We talk a lot about mortgage interest rates – and you might even say we’re obsessed with it – but what we rarely talk about is what influences mortgage rates and how it affects you on a personal level.

Mortgage rates are determined by market conditions and personal factors. The 30-year fixed-rate mortgage is typically what the majority of homeowners apply for when purchasing a home. These mortgages are heavily influenced by the 10-year Treasury note rather than the federal funds rate. This is why when the Federal Reserve lowers a rate, it does not always translate to a reduction in mortgage rates.

Mortgage rates are also influenced by policymakers, economic issues like the increased cost of fuel, and even international conflicts. Within the mortgage industry, there are complicated calculations that also influence rates.

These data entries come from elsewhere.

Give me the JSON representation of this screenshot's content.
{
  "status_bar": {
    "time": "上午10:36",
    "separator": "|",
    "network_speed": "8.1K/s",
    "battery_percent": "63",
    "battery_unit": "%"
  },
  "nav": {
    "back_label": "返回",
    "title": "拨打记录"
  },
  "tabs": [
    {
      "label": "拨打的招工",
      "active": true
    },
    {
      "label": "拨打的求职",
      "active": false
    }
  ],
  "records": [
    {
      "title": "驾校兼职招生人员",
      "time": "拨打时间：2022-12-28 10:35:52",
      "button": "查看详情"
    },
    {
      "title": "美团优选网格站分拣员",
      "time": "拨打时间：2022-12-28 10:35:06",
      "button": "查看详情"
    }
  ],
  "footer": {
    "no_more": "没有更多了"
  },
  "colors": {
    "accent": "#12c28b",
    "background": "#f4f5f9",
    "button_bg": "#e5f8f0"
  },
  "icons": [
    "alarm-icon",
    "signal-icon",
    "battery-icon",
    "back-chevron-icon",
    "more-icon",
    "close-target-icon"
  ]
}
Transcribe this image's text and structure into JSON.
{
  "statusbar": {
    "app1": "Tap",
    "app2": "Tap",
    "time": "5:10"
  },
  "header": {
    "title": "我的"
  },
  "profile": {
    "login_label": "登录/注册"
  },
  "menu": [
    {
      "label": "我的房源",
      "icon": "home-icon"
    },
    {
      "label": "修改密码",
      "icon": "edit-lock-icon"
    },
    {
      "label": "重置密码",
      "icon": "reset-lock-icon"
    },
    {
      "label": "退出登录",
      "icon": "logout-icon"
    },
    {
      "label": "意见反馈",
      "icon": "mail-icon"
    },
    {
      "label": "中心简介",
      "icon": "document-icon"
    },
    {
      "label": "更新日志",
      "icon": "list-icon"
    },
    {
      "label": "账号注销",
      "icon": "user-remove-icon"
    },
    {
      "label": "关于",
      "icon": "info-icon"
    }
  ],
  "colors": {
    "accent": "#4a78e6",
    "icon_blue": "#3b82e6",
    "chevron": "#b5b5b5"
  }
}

However, your personal borrower profile will really be the factor that determines the mortgage rate you’ll be offered. At the top of the list is your credit history and credit score. If you have a higher credit score and pay your bills on time, it is more likely that you will pay your mortgage on time and you’ll be offered a lower mortgage rate. Credit scores in the “excellent” range of 760 or higher will also give you access to the best rates.

Next is income. If your income is high enough to handle your monthly mortgage payments, plus your other debt payments, you’re likely to get a lower mortgage rate. Typically, you need to meet debt-to-income (DTI) requirements. Some lenders might require your mortgage payment to be no more than 25% to 28% of your monthly income to qualify for the best available mortgage rate, or they may also look at your DTI, including your new mortgage payment, and offer the best rates if your total debt payments are no more than 33% to 36% of your monthly income.

The length of your mortgage can also influence your rate. For example, a 15-year fixed rate is generally lower than a 30-year fixed rate, as are adjustable-rate mortgages.

Making a larger down payment could potentially reduce your mortgage rate. The more equity you have going into a new mortgage the less likely it is that you will renege on payments.

If you have cash available, paying points or fees upfront will also reduce your mortgage rate.

Not all mortgage lenders are equal and you need to shop around. Get quotes from three to five lenders with exact comparable terms before you make a decision.

Finally, setting up biweekly payments can save you money and interest. This works out to 26 payments a year, the equivalent of making an extra monthly payment.

Mortgage rates have certainly been volatile over the last few months, ranging from below 6% at the end of February to 6.36% in mid-May. Since you have no control over these rates, other than being educated on how you can reduce the rate charged to you personally, the best thing to do is follow the daily rates if you are planning to apply for a mortgage soon.

Be a smart student and study like you are taking a mid-term test. It will save you money in the long run.